For such feelings to fester within the very bosom of Parliament and the DLP could be disastrous for a Government which, though riding the crescent of a massive by-election victory, must now return to the unforgiving arena of dealing with a rapidly rising current account deficit coupled with little hope of a turnaround any time soon, unless things change dramatically in Europe and the United States.
Mara Thompson’s season as the grieving widow is basically over; she is now a politician and will have to pay her due.
Barrow legacy
It was truly refreshing last week to hear a historian associating the Right Excellent Errol Barrow with another fundamental aspect of this landscape besides Independence.
Barrow’s legacy as the Father of Independence is accepted and was well articulated by Robert “Bobby” Morris in last week’s The People’s Business on CBCTV, but fellow historian Trevor Marshall pointed to an area by which Barrow changed the landscape of Barbados as definitively as Independence did.
School fees
Marshall addressed the exorbitant fees at older secondary schools such as Harrison College, The Lodge, Queen’s College and Combermere in the colonial years, and showed the wide gap in those fees pre-Barrow – about $28 per term – and post-Barrow which was about $7.50 or less. This information was made even more refreshing because Marshall, a former Lodge student, had clearly lived it.

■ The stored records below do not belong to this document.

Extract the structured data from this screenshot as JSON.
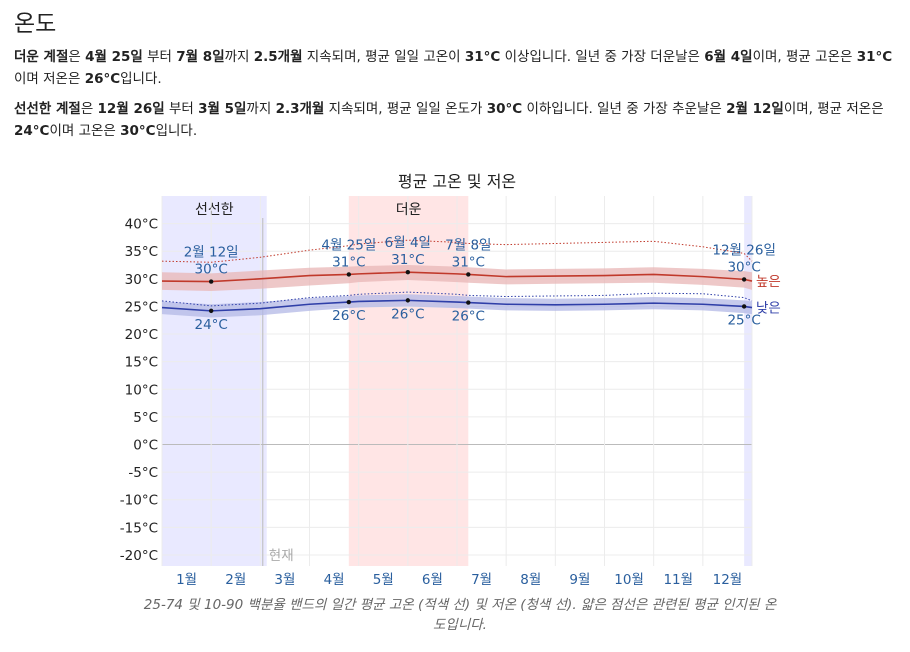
{
  "section_title": "온도",
  "paragraphs": [
    [
      {
        "t": "더운 계절",
        "b": true
      },
      {
        "t": "은 ",
        "b": false
      },
      {
        "t": "4월 25일",
        "b": true
      },
      {
        "t": " 부터 ",
        "b": false
      },
      {
        "t": "7월 8일",
        "b": true
      },
      {
        "t": "까지 ",
        "b": false
      },
      {
        "t": "2.5개월",
        "b": true
      },
      {
        "t": " 지속되며, 평균 일일 고온이 ",
        "b": false
      },
      {
        "t": "31°C",
        "b": true
      },
      {
        "t": " 이상입니다. 일년 중 가장 더운날은 ",
        "b": false
      },
      {
        "t": "6월 4일",
        "b": true
      },
      {
        "t": "이며, 평균 고온은 ",
        "b": false
      },
      {
        "t": "31°C",
        "b": true
      },
      {
        "t": "이며 저온은 ",
        "b": false
      },
      {
        "t": "26°C",
        "b": true
      },
      {
        "t": "입니다.",
        "b": false
      }
    ],
    [
      {
        "t": "선선한 계절",
        "b": true
      },
      {
        "t": "은 ",
        "b": false
      },
      {
        "t": "12월 26일",
        "b": true
      },
      {
        "t": " 부터 ",
        "b": false
      },
      {
        "t": "3월 5일",
        "b": true
      },
      {
        "t": "까지 ",
        "b": false
      },
      {
        "t": "2.3개월",
        "b": true
      },
      {
        "t": " 지속되며, 평균 일일 온도가 ",
        "b": false
      },
      {
        "t": "30°C",
        "b": true
      },
      {
        "t": " 이하입니다. 일년 중 가장 추운날은 ",
        "b": false
      },
      {
        "t": "2월 12일",
        "b": true
      },
      {
        "t": "이며, 평균 저온은 ",
        "b": false
      },
      {
        "t": "24°C",
        "b": true
      },
      {
        "t": "이며 고온은 ",
        "b": false
      },
      {
        "t": "30°C",
        "b": true
      },
      {
        "t": "입니다.",
        "b": false
      }
    ]
  ],
  "chart_data": {
    "type": "line",
    "title": "평균 고온 및 저온",
    "x_axis": {
      "unit": "month",
      "range": [
        1,
        13
      ],
      "tick_labels": [
        "1월",
        "2월",
        "3월",
        "4월",
        "5월",
        "6월",
        "7월",
        "8월",
        "9월",
        "10월",
        "11월",
        "12월"
      ]
    },
    "y_axis": {
      "range": [
        -22,
        45
      ],
      "ticks": [
        40,
        35,
        30,
        25,
        20,
        15,
        10,
        5,
        0,
        -5,
        -10,
        -15,
        -20
      ],
      "tick_labels": [
        "40°C",
        "35°C",
        "30°C",
        "25°C",
        "20°C",
        "15°C",
        "10°C",
        "5°C",
        "0°C",
        "-5°C",
        "-10°C",
        "-15°C",
        "-20°C"
      ]
    },
    "seasons": [
      {
        "label": "선선한",
        "start": 1,
        "end": 3.13,
        "color": "#e9e9ff"
      },
      {
        "label": "",
        "start": 12.84,
        "end": 13,
        "color": "#e9e9ff"
      },
      {
        "label": "더운",
        "start": 4.8,
        "end": 7.23,
        "color": "#ffe5e5"
      }
    ],
    "current_marker": {
      "label": "현재",
      "x": 3.05
    },
    "series": [
      {
        "name": "높은",
        "color": "#c0392b",
        "band_color": "#e8b5b5",
        "x": [
          1,
          2,
          3,
          4,
          4.8,
          5,
          6,
          7,
          7.23,
          8,
          9,
          10,
          11,
          12,
          12.84,
          13
        ],
        "values": [
          29.6,
          29.5,
          30.0,
          30.6,
          30.8,
          30.9,
          31.2,
          30.9,
          30.8,
          30.4,
          30.5,
          30.6,
          30.8,
          30.4,
          29.9,
          29.6
        ],
        "p10": [
          28.0,
          27.8,
          28.2,
          28.8,
          29.2,
          29.4,
          29.8,
          29.4,
          29.3,
          29.0,
          29.1,
          29.2,
          29.3,
          28.9,
          28.4,
          28.0
        ],
        "p90": [
          31.2,
          31.0,
          31.5,
          32.0,
          32.2,
          32.3,
          32.5,
          32.2,
          32.1,
          31.7,
          31.8,
          31.9,
          32.1,
          31.8,
          31.4,
          31.2
        ],
        "perceived": [
          33.2,
          33.0,
          33.9,
          35.2,
          36.0,
          36.3,
          37.0,
          36.6,
          36.4,
          36.2,
          36.4,
          36.6,
          36.8,
          35.8,
          34.6,
          33.2
        ]
      },
      {
        "name": "낮은",
        "color": "#2f3fa8",
        "band_color": "#b3b8e6",
        "x": [
          1,
          2,
          3,
          4,
          4.8,
          5,
          6,
          7,
          7.23,
          8,
          9,
          10,
          11,
          12,
          12.84,
          13
        ],
        "values": [
          24.8,
          24.2,
          24.6,
          25.4,
          25.8,
          25.9,
          26.1,
          25.8,
          25.7,
          25.4,
          25.3,
          25.4,
          25.6,
          25.4,
          25.0,
          24.8
        ],
        "p10": [
          23.6,
          23.0,
          23.4,
          24.2,
          24.7,
          24.8,
          25.0,
          24.7,
          24.6,
          24.3,
          24.2,
          24.3,
          24.5,
          24.3,
          23.8,
          23.6
        ],
        "p90": [
          25.9,
          25.4,
          25.8,
          26.5,
          26.9,
          27.0,
          27.2,
          26.9,
          26.8,
          26.5,
          26.4,
          26.5,
          26.7,
          26.5,
          26.1,
          25.9
        ],
        "perceived": [
          26.0,
          25.1,
          25.6,
          26.6,
          27.0,
          27.2,
          27.6,
          27.2,
          27.0,
          26.8,
          26.9,
          27.0,
          27.4,
          27.3,
          26.6,
          26.0
        ]
      }
    ],
    "annotations": [
      {
        "date": "2월 12일",
        "x": 2.0,
        "high": "30°C",
        "low": "24°C",
        "high_val": 29.5,
        "low_val": 24.2
      },
      {
        "date": "4월 25일",
        "x": 4.8,
        "high": "31°C",
        "low": "26°C",
        "high_val": 30.8,
        "low_val": 25.8
      },
      {
        "date": "6월 4일",
        "x": 6.0,
        "high": "31°C",
        "low": "26°C",
        "high_val": 31.2,
        "low_val": 26.1
      },
      {
        "date": "7월 8일",
        "x": 7.23,
        "high": "31°C",
        "low": "26°C",
        "high_val": 30.8,
        "low_val": 25.7
      },
      {
        "date": "12월 26일",
        "x": 12.84,
        "high": "30°C",
        "low": "25°C",
        "high_val": 29.9,
        "low_val": 25.0
      }
    ],
    "caption": "25-74 및 10-90 백분율 밴드의 일간 평균 고온 (적색 선) 및 저온 (청색 선). 얇은 점선은 관련된 평균 인지된 온도입니다."
  }
}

He had also lived the “means test”, an experience which my mother related to me as being the norm among primary school students prior to the 1960s. Around the age of 12, my mother, similar to Marshall’s, was asked questions by her headteacher such as:
• Does your family fetch water from a standpipe?
• What do you cook on: a hearth, oil stove or gas stove?
To answer these questions in the affirmative, I am told, could immediately rule out one’s chances of being given a place at any of the older secondary schools – no matter how bright a student was.
Today, young black Barbadians can attend any of those schools, and nurture and realize dreams of becoming doctors, lawyers, teachers, economists  . . . journalists.
Great observation, Mr Marshall! And thanks for further informing Barbadians that Mr Barrow, while attacking the oligarchical system of the day, showed, via academia, that every person deserves a chance.